A second soldier put his rifle to Charles's head. Charles heard the roar, felt the impact — then the wood went dark.
"Mr. Charles —"
"Straight on, Ab! It's the only way out."
"Mr. Charles, sir, wake up."
He opened his eyes, saw a woman's silhouette bathed in deep red light. He swallowed air, thrashed. Red light. The forest was burning —
No. The light came from the red bowls of the gas mantles around the parlor. There was no fire, no heat. Still dazed, he said, "Augusta?"
"Oh, no, sir," she said sadly. "It's Maureen. You made such an outcry, I thought you'd had a seizure of some kind."
Charles sat up and pushed his dark hair off his sweaty forehead. The hair hadn't been cut in a while. It curled over the collar of his faded blue shirt. Though he was only twenty-nine, a lot of his handsomeness had been worn away by privation and despair.
Across the parlor of the suite in the Grand Prairie Hotel, Chicago, he saw his gun belt lying on a chair cushion. The holster held his 1848 Colt, engraved with a scene of Indians fighting Army dragoons. Over the back of the same chair lay his gypsy cloak, a patchwork of squares from butternut trousers, fur robes, Union greatcoats, yellow and scarlet comforters. He'd sewn it, piece by piece, during the war, for warmth. The war —
"Bad dream," he said. "Did I wake Gus?"
"No, sir. Your son's sleeping soundly. I'm sorry about the nightmare."
"I should have known it for what it was. Ab Woolner was in it. And my horse Sport. They're both dead." He rubbed his eyes. "I'll be all right, Maureen. Thank you."
Doubtfully, she said, "Yes, sir," and tiptoed out.
All right? he thought. How could he ever be all right? He'd lost everything in the war, because he'd lost Augusta Barclay, who had died giving birth to the son he never knew about until she was gone.

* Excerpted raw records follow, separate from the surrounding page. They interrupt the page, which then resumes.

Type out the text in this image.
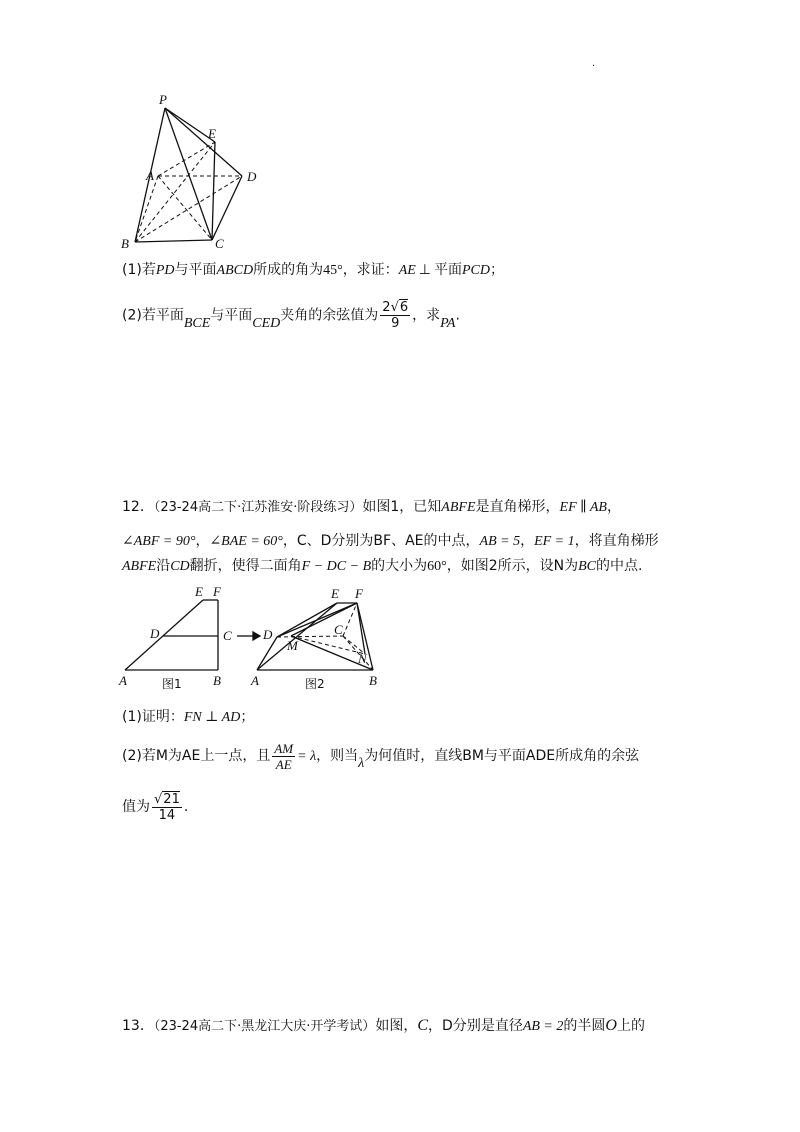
.
P
E
A	D
B	C
(1)若PD与平面ABCD所成的角为45°，求证：AE ⊥ 平面PCD；
(2)若平面BCE与平面CED夹角的余弦值为 $\frac{2√6}{9}$ ，求PA.
12．（23-24高二下·江苏淮安·阶段练习）如图1，已知ABFE是直角梯形，EF ∥ AB，
∠ABF = 90°，∠BAE = 60°，C、D分别为BF、AE的中点，AB = 5，EF = 1，将直角梯形
ABFE沿CD翻折，使得二面角F − DC − B的大小为60°，如图2所示，设N为BC的中点.
E F
D	C
A	B
图1
E F
D	C
M
N
A	B
图2
(1)证明：FN ⊥ AD；
(2)若M为AE上一点，且 $\frac{AM}{AE} = \lambda$，则当λ为何值时，直线BM与平面ADE所成角的余弦
值为 $\frac{√21}{14}$ .
13．（23-24高二下·黑龙江大庆·开学考试）如图，C，D分别是直径AB = 2的半圆O上的
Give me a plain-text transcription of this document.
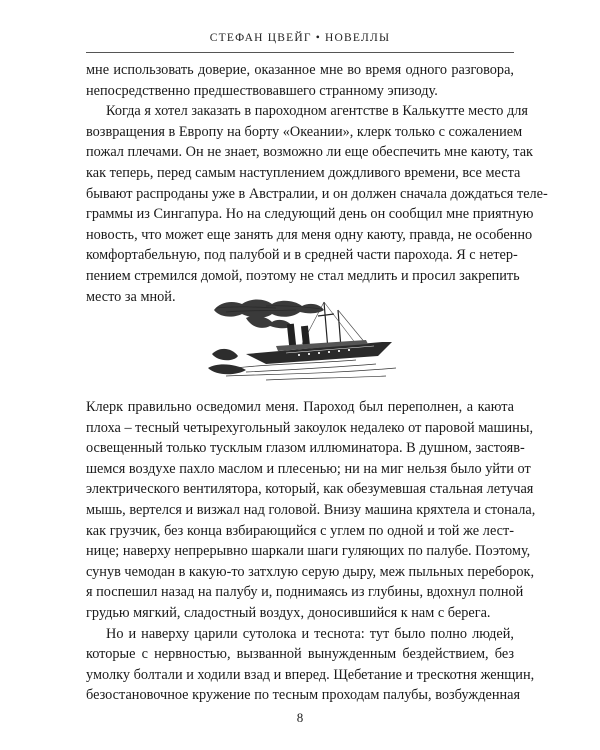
СТЕФАН ЦВЕЙГ • НОВЕЛЛЫ
мне использовать доверие, оказанное мне во время одного разговора,
непосредственно предшествовавшего странному эпизоду.
Когда я хотел заказать в пароходном агентстве в Калькутте место для
возвращения в Европу на борту «Океании», клерк только с сожалением
пожал плечами. Он не знает, возможно ли еще обеспечить мне каюту, так
как теперь, перед самым наступлением дождливого времени, все места
бывают распроданы уже в Австралии, и он должен сначала дождаться теле-
граммы из Сингапура. Но на следующий день он сообщил мне приятную
новость, что может еще занять для меня одну каюту, правда, не особенно
комфортабельную, под палубой и в средней части парохода. Я с нетер-
пением стремился домой, поэтому не стал медлить и просил закрепить
место за мной.
Клерк правильно осведомил меня. Пароход был переполнен, а каюта
плоха – тесный четырехугольный закоулок недалеко от паровой машины,
освещенный только тусклым глазом иллюминатора. В душном, застояв-
шемся воздухе пахло маслом и плесенью; ни на миг нельзя было уйти от
электрического вентилятора, который, как обезумевшая стальная летучая
мышь, вертелся и визжал над головой. Внизу машина кряхтела и стонала,
как грузчик, без конца взбирающийся с углем по одной и той же лест-
нице; наверху непрерывно шаркали шаги гуляющих по палубе. Поэтому,
сунув чемодан в какую-то затхлую серую дыру, меж пыльных переборок,
я поспешил назад на палубу и, поднимаясь из глубины, вдохнул полной
грудью мягкий, сладостный воздух, доносившийся к нам с берега.
Но и наверху царили сутолока и теснота: тут было полно людей,
которые с нервностью, вызванной вынужденным бездействием, без
умолку болтали и ходили взад и вперед. Щебетание и трескотня женщин,
безостановочное кружение по тесным проходам палубы, возбужденная
8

The spell of the dream still gripped him. He could see and smell the forest burning, just as the Wilderness had burned. He could feel the heat boiling his blood. It was a fitting dream. He was a burned-out man, his waking hours haunted by two conflicting questions: Where could he find peace for himself? Where did he fit in a country no longer at war? His only answer to both was "Nowhere."

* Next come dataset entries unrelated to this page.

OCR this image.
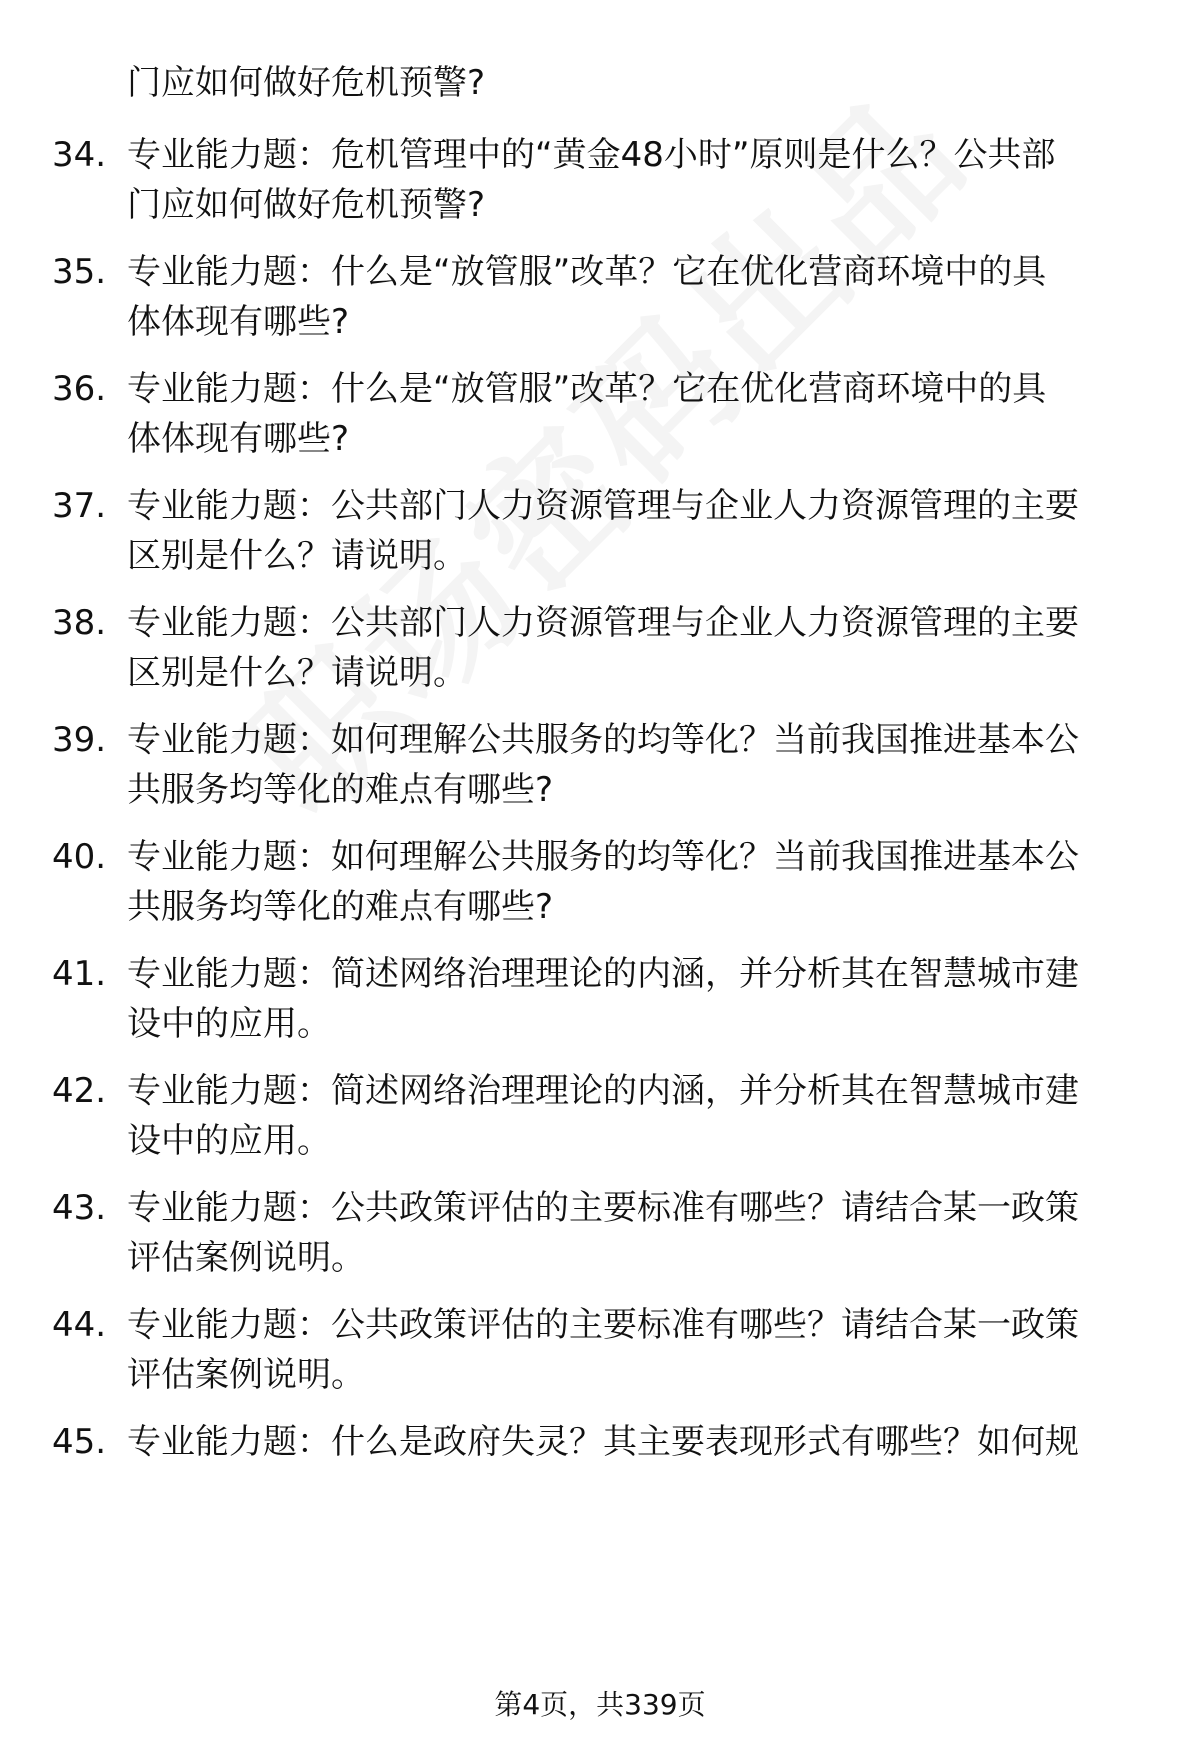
门应如何做好危机预警?
34. 专业能力题：危机管理中的“黄金48小时”原则是什么？公共部
门应如何做好危机预警?
35. 专业能力题：什么是“放管服”改革？它在优化营商环境中的具
体体现有哪些?
36. 专业能力题：什么是“放管服”改革？它在优化营商环境中的具
体体现有哪些?
37. 专业能力题：公共部门人力资源管理与企业人力资源管理的主要
区别是什么？请说明。
38. 专业能力题：公共部门人力资源管理与企业人力资源管理的主要
区别是什么？请说明。
39. 专业能力题：如何理解公共服务的均等化？当前我国推进基本公
共服务均等化的难点有哪些?
40. 专业能力题：如何理解公共服务的均等化？当前我国推进基本公
共服务均等化的难点有哪些?
41. 专业能力题：简述网络治理理论的内涵，并分析其在智慧城市建
设中的应用。
42. 专业能力题：简述网络治理理论的内涵，并分析其在智慧城市建
设中的应用。
43. 专业能力题：公共政策评估的主要标准有哪些？请结合某一政策
评估案例说明。
44. 专业能力题：公共政策评估的主要标准有哪些？请结合某一政策
评估案例说明。
45. 专业能力题：什么是政府失灵？其主要表现形式有哪些？如何规
第4页，共339页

He shoved his hair back again and staggered to the sideboard, where he poured a stiff drink. Ruddy sunset light tinted the roofs of Randolph Street visible from the corner window. He was just finishing the drink, still trying to shake off the nightmare, when Augusta's uncle, Brigadier Jack Duncan, came through the foyer.
The first thing he said was "Charlie, I have bad news."

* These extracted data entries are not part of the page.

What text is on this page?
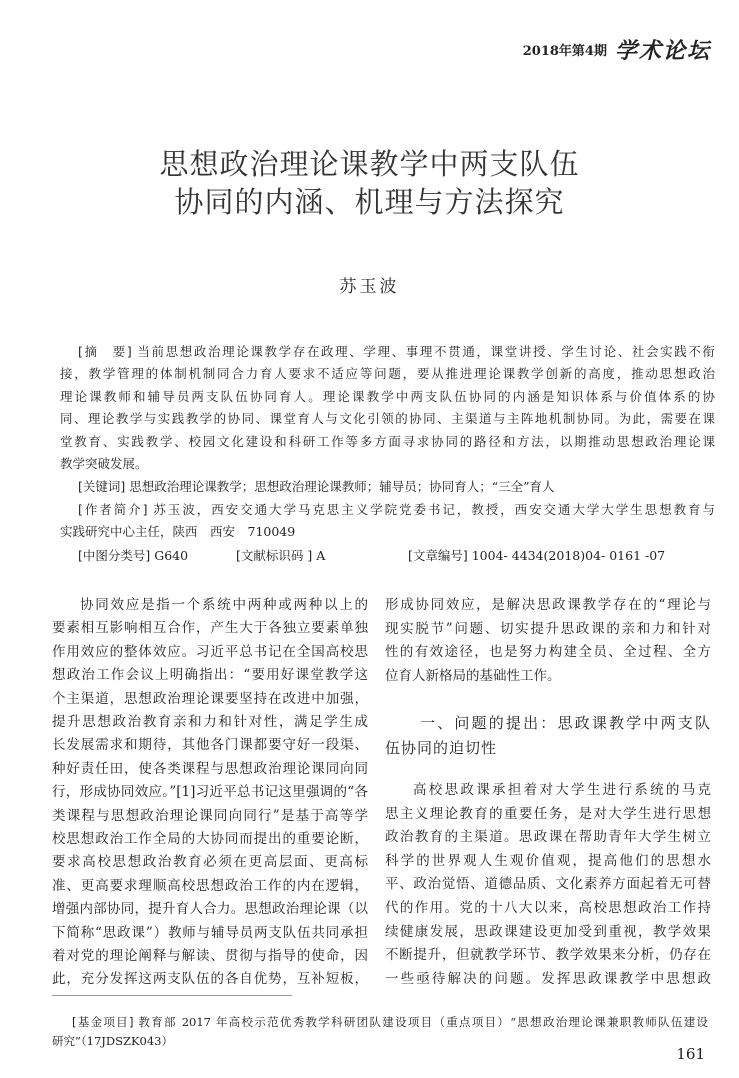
2018年第4期 学术论坛
思想政治理论课教学中两支队伍
协同的内涵、机理与方法探究
苏玉波
161
[摘　要] 当前思想政治理论课教学存在政理、学理、事理不贯通，课堂讲授、学生讨论、社会实践不衔
接，教学管理的体制机制同合力育人要求不适应等问题，要从推进理论课教学创新的高度，推动思想政治
理论课教师和辅导员两支队伍协同育人。理论课教学中两支队伍协同的内涵是知识体系与价值体系的协
同、理论教学与实践教学的协同、课堂育人与文化引领的协同、主渠道与主阵地机制协同。为此，需要在课
堂教育、实践教学、校园文化建设和科研工作等多方面寻求协同的路径和方法，以期推动思想政治理论课
教学突破发展。
[关键词] 思想政治理论课教学；思想政治理论课教师；辅导员；协同育人；“三全”育人
[作者简介] 苏玉波，西安交通大学马克思主义学院党委书记，教授，西安交通大学大学生思想教育与
实践研究中心主任，陕西　西安　710049
[中图分类号] G640	[文献标识码 ] A	[文章编号] 1004- 4434(2018)04- 0161 -07
协同效应是指一个系统中两种或两种以上的
要素相互影响相互合作，产生大于各独立要素单独
作用效应的整体效应。习近平总书记在全国高校思
想政治工作会议上明确指出：“要用好课堂教学这
个主渠道，思想政治理论课要坚持在改进中加强，
提升思想政治教育亲和力和针对性，满足学生成
长发展需求和期待，其他各门课都要守好一段渠、
种好责任田，使各类课程与思想政治理论课同向同
行，形成协同效应。”[1]习近平总书记这里强调的“各
类课程与思想政治理论课同向同行”是基于高等学
校思想政治工作全局的大协同而提出的重要论断，
要求高校思想政治教育必须在更高层面、更高标
准、更高要求理顺高校思想政治工作的内在逻辑，
增强内部协同，提升育人合力。思想政治理论课（以
下简称“思政课”）教师与辅导员两支队伍共同承担
着对党的理论阐释与解读、贯彻与指导的使命，因
此，充分发挥这两支队伍的各自优势，互补短板，
形成协同效应，是解决思政课教学存在的“理论与
现实脱节”问题、切实提升思政课的亲和力和针对
性的有效途径，也是努力构建全员、全过程、全方
位育人新格局的基础性工作。
一、问题的提出：思政课教学中两支队
伍协同的迫切性
高校思政课承担着对大学生进行系统的马克
思主义理论教育的重要任务，是对大学生进行思想
政治教育的主渠道。思政课在帮助青年大学生树立
科学的世界观人生观价值观，提高他们的思想水
平、政治觉悟、道德品质、文化素养方面起着无可替
代的作用。党的十八大以来，高校思想政治工作持
续健康发展，思政课建设更加受到重视，教学效果
不断提升，但就教学环节、教学效果来分析，仍存在
一些亟待解决的问题。发挥思政课教学中思想政
[基金项目] 教育部 2017 年高校示范优秀教学科研团队建设项目（重点项目）“思想政治理论课兼职教师队伍建设
研究”（17JDSZK043）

Brevet Brigadier Duncan was a thickly built man with crinkly gray hair and ruddy cheeks. He looked splendid in full dress: tail coat, sword belt, baldric, sash with gauntlets folded over it, chapeau with black silk cockade tucked under his arm. His actual rank in his new post at the Military Division of the Mississippi, headquartered in Chicago, was captain. Most wartime brevets had been reduced, but like all the others, Duncan was entitled to be addressed by his higher rank. He wore the single silver star of a brigadier on his epaulets, but he complained about the confusion of ranks, titles, insignia, and uniforms in the postwar army.